The good news is that you can do it... but it is up to you to do it... you can't rely on him to do it, nor can you rely on him to make you happy...
Sending lots of hugs your way... I hope to "see" you again here and get to know you better!
*hugs*
Julie
Take a deep breath. It's going to be OK. Difficult, but OK.
"Everyone is tired of hearing me talk about how miserable I am, yet I do nothing about it."
First, don't be so hard on yourself. I did the same thing for years and years on end. I went so far as to file for divorce three years ago, change my mind and take him back, only to file again this time. So I understand how hard it is to let go.

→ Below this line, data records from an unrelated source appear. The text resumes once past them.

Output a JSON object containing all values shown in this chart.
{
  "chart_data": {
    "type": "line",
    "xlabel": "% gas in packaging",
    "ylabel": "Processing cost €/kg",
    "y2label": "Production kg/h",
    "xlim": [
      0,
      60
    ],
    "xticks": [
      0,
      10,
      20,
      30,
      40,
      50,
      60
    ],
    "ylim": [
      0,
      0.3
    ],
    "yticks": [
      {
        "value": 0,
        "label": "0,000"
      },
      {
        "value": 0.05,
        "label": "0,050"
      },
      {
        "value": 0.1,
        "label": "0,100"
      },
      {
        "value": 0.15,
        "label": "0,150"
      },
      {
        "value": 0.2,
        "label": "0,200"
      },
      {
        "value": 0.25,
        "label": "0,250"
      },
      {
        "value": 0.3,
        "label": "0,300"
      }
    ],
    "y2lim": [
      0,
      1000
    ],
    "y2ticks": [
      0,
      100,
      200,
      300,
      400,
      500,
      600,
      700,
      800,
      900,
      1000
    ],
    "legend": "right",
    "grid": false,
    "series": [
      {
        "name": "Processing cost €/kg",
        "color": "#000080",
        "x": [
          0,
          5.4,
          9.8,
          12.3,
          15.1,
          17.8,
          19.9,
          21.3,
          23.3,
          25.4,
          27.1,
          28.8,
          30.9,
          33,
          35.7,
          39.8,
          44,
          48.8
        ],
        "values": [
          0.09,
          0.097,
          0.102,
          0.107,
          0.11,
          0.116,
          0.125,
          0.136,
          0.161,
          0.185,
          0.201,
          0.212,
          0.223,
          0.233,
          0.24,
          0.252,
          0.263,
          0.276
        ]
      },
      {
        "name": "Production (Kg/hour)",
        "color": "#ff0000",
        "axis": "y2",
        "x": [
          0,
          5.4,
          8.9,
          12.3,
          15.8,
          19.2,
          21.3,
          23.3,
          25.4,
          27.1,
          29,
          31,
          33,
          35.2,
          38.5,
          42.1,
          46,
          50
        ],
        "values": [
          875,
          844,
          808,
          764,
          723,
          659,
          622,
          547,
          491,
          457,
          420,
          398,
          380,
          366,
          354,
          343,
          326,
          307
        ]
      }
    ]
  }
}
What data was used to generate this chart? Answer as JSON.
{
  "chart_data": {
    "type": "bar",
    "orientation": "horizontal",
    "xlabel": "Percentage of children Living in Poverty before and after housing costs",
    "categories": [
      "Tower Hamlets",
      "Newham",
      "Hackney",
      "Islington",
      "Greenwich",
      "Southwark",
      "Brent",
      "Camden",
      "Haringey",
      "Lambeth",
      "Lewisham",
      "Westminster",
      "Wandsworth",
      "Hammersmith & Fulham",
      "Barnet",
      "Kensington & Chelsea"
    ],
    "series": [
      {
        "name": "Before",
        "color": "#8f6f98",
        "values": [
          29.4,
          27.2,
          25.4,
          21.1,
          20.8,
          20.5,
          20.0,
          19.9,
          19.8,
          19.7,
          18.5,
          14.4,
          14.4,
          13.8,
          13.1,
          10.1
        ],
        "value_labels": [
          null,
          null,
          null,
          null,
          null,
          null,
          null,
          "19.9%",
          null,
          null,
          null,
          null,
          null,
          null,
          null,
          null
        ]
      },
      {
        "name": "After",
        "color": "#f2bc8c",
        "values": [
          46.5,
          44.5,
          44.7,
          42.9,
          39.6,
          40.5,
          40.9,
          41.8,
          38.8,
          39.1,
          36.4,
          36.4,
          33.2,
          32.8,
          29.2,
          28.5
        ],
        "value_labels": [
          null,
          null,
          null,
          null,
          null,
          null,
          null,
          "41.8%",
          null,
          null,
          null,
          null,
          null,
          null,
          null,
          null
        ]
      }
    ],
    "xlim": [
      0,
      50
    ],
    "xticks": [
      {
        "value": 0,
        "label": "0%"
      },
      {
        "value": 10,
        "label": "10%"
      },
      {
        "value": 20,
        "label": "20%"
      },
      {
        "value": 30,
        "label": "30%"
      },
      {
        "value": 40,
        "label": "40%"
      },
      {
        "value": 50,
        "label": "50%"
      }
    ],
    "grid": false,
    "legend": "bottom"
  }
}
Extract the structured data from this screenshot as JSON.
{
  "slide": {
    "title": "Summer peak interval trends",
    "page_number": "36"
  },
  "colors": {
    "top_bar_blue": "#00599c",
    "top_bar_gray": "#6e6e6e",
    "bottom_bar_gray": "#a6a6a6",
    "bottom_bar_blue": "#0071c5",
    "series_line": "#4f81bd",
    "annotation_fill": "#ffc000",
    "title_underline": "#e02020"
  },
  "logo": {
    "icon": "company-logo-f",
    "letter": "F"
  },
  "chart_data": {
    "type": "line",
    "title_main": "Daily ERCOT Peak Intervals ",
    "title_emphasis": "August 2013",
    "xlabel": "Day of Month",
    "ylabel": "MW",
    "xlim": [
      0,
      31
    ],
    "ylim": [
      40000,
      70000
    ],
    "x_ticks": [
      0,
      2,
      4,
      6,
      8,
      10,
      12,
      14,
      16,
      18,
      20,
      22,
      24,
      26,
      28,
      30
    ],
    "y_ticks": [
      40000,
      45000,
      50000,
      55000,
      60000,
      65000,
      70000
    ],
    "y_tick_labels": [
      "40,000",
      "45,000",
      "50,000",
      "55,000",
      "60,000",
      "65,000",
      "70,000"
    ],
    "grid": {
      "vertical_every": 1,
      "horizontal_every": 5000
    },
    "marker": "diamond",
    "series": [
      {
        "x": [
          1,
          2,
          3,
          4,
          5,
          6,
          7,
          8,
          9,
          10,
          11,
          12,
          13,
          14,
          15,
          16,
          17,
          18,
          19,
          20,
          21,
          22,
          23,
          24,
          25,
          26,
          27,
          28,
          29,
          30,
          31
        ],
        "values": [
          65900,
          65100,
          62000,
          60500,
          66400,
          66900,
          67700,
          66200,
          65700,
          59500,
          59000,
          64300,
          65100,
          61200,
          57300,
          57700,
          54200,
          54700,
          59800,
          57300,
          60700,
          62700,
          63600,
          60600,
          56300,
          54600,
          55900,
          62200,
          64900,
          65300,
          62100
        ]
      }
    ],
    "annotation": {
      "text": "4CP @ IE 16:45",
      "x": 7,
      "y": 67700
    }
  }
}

"How do I find the courage to end it?"
Truly, I found this board a great source of inspiration and encouragement when I was making the final decision to divorce. I would suggest sticking around here, reading the posts, and getting feedback.
"We don't have any children, no house, I have a good job, nothing to stop me from leaving yet I'm terrified to do so."
While it may be marginally easier to logistically leave when you have no children and limited assets together, it is still emotionally difficult.
"I'm afraid of the pain I know I'll experience even though I don't love him. Please help me."
Ask yourself this question, can you really go on and lead a happy, fulfilling and productive life in this marriage?
HUGS to you.
welcome and hugs. you have described, in a nutshell, the essence of this particular board - it is full of <>> the members of this board have been a lifesaver for me when i was going thru MY divorce. and i know i speak on behalf of most of us when i say that i know how MY feelings and attitudes changed, and i saw how others have changed - people came here feeling (and expressing) fear and anger - and they ended up feeling (and expressing) growth and strength. so i promise you this - you will get thru this. this board will HELP you - but YOU will do this and you will emerge a stronger and healthier person.
i was in a second marriage that sounds similar to what you are describing
Lonely...
I am pretty new here, too. And, I am also the one who instigated the divorce. I've been unhappy for years and not wanting to face why. Once I did, I had very similar feelings as you. All I can really say is that when I looked at life in my marriage, it was pretty bleak and dark. When I looked at life with divorce in it, I saw a long dark tunnel but - here's the big difference - there was a LIGHT at the end of it. I decided to focus on that light and "gear up" for the tunnel between me and it. I won't lie - it can be a pretty dark, cold tunnel - but now that I am in the threshold and can feel the wonderful heat of that light on my face, I know the tunnel was worth it. Hope is a very powerful drug.